Did you know that American students score above average on international assessments in math and science? It’s hard to hear the good news over the drumbeat message of “public education failure, let’s privatize ’em all.” A marketing executive talks about reframing the public education message.
The NRA has found itself a test school district in Arkansas. Four adults in each of Clarksville’s five schools will be carrying concealed weapons — which comes out to one armed adult for every 125 kids. This would not make US feel safer.
It’s racial profiling plus violent action taken against the profiled that is the problem, so why isn’t it a criminal act? Lawyer-commentator Ari Melber explores why and how we could change this.

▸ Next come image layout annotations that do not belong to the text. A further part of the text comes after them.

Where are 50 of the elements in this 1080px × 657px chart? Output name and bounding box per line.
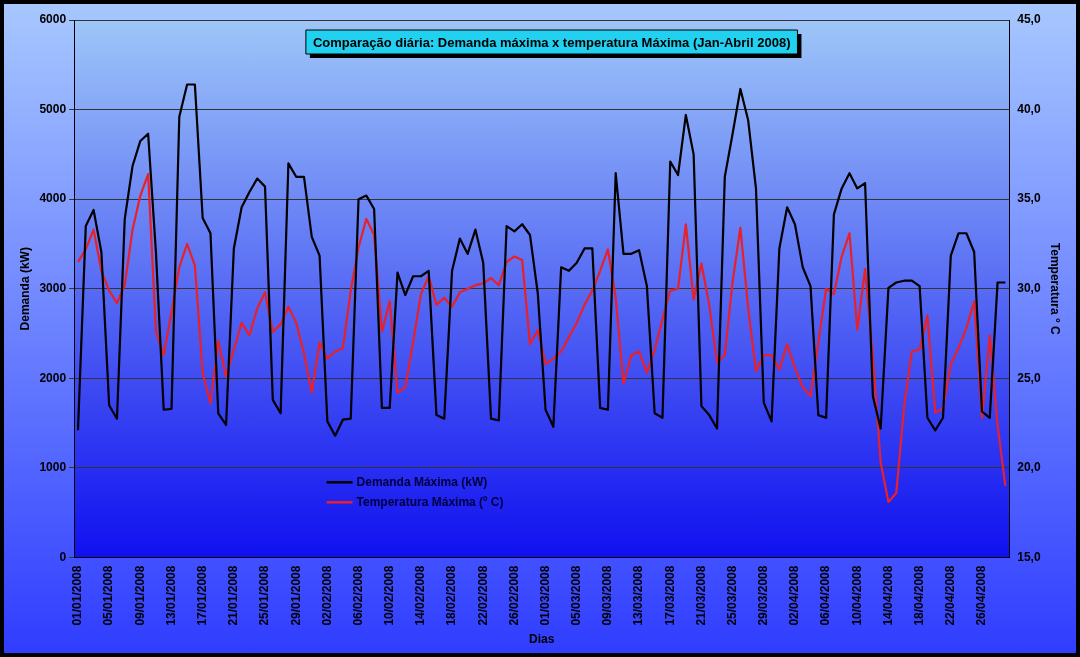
text: Comparação diária: Demanda máxima x temperatura Máxima (Jan-Abril 2008) [312, 34, 791, 50]
y2-tick-label: 35,0 [1017, 191, 1041, 206]
y2-tick-label: 15,0 [1017, 549, 1041, 564]
x-tick-label: 21/01/2008 [226, 565, 241, 626]
x-tick-label: 02/04/2008 [787, 565, 802, 626]
x-tick-label: 22/04/2008 [943, 565, 958, 626]
x-tick-label: 26/02/2008 [506, 565, 521, 626]
x-tick-label: 14/02/2008 [413, 565, 428, 626]
x-tick-label: 01/01/2008 [70, 565, 85, 626]
x-tick-label: 01/03/2008 [537, 565, 552, 626]
legend-label: Demanda Máxima (kW) [356, 474, 488, 489]
y-tick-label: 6000 [39, 12, 67, 27]
y2-axis-title: Temperatura ° C [1048, 242, 1063, 336]
y-tick-label: 4000 [39, 191, 67, 206]
x-tick-label: 26/04/2008 [974, 565, 989, 626]
y-tick-label: 1000 [39, 460, 67, 475]
x-tick-label: 06/04/2008 [818, 565, 833, 626]
x-tick-label: 05/03/2008 [569, 565, 584, 626]
x-tick-label: 17/01/2008 [194, 565, 209, 626]
x-tick-label: 29/03/2008 [756, 565, 771, 626]
y-tick-label: 2000 [39, 370, 67, 385]
x-tick-label: 09/03/2008 [600, 565, 615, 626]
y2-tick-label: 45,0 [1017, 12, 1041, 27]
x-tick-label: 21/03/2008 [693, 565, 708, 626]
x-tick-label: 09/01/2008 [132, 565, 147, 626]
y2-tick-label: 20,0 [1017, 460, 1041, 475]
y-tick-label: 3000 [39, 281, 67, 296]
x-axis-title: Dias [528, 632, 555, 647]
x-tick-label: 02/02/2008 [319, 565, 334, 626]
y2-tick-label: 30,0 [1017, 281, 1041, 296]
x-tick-label: 14/04/2008 [880, 565, 895, 626]
x-tick-label: 25/03/2008 [724, 565, 739, 626]
y-tick-label: 5000 [39, 101, 67, 116]
x-tick-label: 25/01/2008 [257, 565, 272, 626]
x-tick-label: 06/02/2008 [350, 565, 365, 626]
x-tick-label: 10/04/2008 [849, 565, 864, 626]
x-tick-label: 05/01/2008 [101, 565, 116, 626]
x-tick-label: 18/04/2008 [911, 565, 926, 626]
x-tick-label: 10/02/2008 [382, 565, 397, 626]
x-tick-label: 29/01/2008 [288, 565, 303, 626]
x-tick-label: 17/03/2008 [662, 565, 677, 626]
x-tick-label: 22/02/2008 [475, 565, 490, 626]
x-tick-label: 13/03/2008 [631, 565, 646, 626]
y2-tick-label: 25,0 [1017, 370, 1041, 385]
y-tick-label: 0 [59, 549, 67, 564]
x-tick-label: 18/02/2008 [444, 565, 459, 626]
y-axis-title: Demanda (kW) [17, 247, 32, 331]
x-tick-label: 13/01/2008 [163, 565, 178, 626]
y2-tick-label: 40,0 [1017, 101, 1041, 116]
legend-label: Temperatura Máxima (º C) [356, 494, 504, 509]
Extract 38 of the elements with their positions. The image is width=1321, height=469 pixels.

More states are pushing 20-week abortion bans like the one passed in Texas, and there’s even a Federal proposal in the House. Proponents cite polls that show Americans favor restricting abortions after 20 weeks. Our friends at the Silver Ribbon Campaign to Trust Women list some reasons why these bans are a bad idea. Jessica Valenti at The Nation also weighs in:
We live in a country that makes procuring reproductive care as difficult as possible: we give young people inaccurate and dangerous information about sex via ideologically driven abstinence-only education; 87 percent of counties in the US have no abortion provider; we deny financial assistance to the most in need and put up obstacles for younger women; one-third of women seeking abortions have to travel more than twenty-five miles to obtain one, and crisis pregnancy centers routinely lie to women about far into their pregnancy they are. Not to mention that we provide nothing in the way of support to parents—no mandated paid parental leave, no universal preschool or subsidized child care.
The Republican war on reproductive justice is directly responsible for women’s seeking later abortions. It’s easier for anti-choicers to perpetuate a myth of callous women who cavalierly decide to end their twenty-two-week pregnancy than to admit that their cruel and punitive policies are why women don’t get the care they need earlier.
And in North Carolina, Governor Pat McCrory not only signed a new law restricting abortions (after an election where he pledged that was something he would not do) — he brought the protesters cookies.